The Paris climate talks are now complete, with almost 200 nations agreeing to a framework for greenhouse gas reduction that attempts to keep any warming “well below 2 °C above preindustrial levels and pursuing efforts to limit the temperature increase to 1.5 °C.” The agreement is the crowning achievement of Obama’s environmental legacy and seeks to make the United States a leader in both reducing greenhouse gases at home and providing monetary assistance to developing countries to facilitate reductions across the globe. While the negotiators have gone home, the tough task of implementation raises serious concerns about the viability of the agreement. In fact, meeting the ambitious goals set out in Paris may prove to be too expensive and too problematic.

For starters, while the president was touting the climate talks, both the House and Senate passed resolutions of disapproval for the capstone of Obama’s climate change policies, the Clean Power Plan regulations.

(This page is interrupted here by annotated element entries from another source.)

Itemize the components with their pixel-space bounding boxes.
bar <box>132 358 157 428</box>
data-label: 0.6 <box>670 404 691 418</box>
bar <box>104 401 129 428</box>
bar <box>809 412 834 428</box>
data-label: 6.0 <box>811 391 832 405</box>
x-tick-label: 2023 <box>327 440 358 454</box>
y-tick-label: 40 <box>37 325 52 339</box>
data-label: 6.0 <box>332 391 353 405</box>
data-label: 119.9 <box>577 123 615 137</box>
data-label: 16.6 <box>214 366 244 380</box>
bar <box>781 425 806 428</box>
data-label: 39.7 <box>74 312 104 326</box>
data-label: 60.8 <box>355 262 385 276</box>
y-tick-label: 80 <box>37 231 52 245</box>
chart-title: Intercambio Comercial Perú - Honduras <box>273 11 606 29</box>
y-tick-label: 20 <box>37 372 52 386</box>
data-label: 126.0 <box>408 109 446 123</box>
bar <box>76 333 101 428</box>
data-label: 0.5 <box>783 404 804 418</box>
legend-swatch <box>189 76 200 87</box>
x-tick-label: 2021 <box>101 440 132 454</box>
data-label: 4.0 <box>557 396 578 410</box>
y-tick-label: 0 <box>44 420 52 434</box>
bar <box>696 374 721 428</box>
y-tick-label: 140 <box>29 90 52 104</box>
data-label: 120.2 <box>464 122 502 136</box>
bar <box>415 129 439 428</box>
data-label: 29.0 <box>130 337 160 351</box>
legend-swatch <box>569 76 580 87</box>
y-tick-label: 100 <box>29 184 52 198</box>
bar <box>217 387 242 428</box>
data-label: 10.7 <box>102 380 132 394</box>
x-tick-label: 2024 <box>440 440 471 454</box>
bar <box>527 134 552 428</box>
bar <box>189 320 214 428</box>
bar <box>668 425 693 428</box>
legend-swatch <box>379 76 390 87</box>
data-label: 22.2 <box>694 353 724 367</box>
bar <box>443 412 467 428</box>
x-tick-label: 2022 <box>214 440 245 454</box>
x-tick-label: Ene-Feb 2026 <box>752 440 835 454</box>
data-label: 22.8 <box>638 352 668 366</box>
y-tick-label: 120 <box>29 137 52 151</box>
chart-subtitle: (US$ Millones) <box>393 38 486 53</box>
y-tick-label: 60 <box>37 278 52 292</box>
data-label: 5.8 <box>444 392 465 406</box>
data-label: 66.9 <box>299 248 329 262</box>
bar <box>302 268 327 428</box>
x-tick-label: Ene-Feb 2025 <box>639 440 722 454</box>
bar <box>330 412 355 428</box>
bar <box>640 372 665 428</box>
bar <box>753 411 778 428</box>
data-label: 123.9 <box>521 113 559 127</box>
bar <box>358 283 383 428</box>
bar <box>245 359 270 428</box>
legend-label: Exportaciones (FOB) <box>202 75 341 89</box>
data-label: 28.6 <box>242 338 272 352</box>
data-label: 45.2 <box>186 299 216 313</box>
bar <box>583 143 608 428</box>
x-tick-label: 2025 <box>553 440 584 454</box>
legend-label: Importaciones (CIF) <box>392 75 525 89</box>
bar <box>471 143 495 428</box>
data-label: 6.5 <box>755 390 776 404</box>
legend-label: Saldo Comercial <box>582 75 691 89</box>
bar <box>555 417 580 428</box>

The sweeping new regulations call for power plants to generate 32 percent fewer carbon dioxide emissions in 2030 than produced in 2005. While the congressional disapprovals won’t survive the president’s veto pen, significant legal challenges already have been launched against the regulations.

The Clean Power Plan rules are ambitious and costly. The EPA estimates an annual price tag of $8.4 billion in 2030 but others put the price at $29 billion to $39 billion per year. These are the most expensive rules released by the administration in its attempts to meet the country’s “Intended Nationally Determined Contribution” (INDC) for the global treaty to reduce greenhouse gases. The INDCs represent each nation’s assessment of how much they will reduce their greenhouse gas emissions under the United Nations Framework Convention on Climate Change. In March of this year, Secretary of State John Kerry announced that the U.S. INDC calls for a reduction of 26 percent to 28 percent by 2025.

The administration is counting on the new Clean Power regulations to cut emissions by 870 MMT (million metric tons). But even this costly regulation, with massive repercussions for the economy, American businesses, and consumers, falls well short of the targets outlined in the INDC. A recent report suggests that the U.S. can only reduce its carbon footprint by 9 percent to 19 percent—well below the president’s ambitious goal of 28 percent. And this assumes that the Clean Power Plan is fully implemented on schedule, something highly unlikely given that the rules are facing legal challenges by more than 20 states.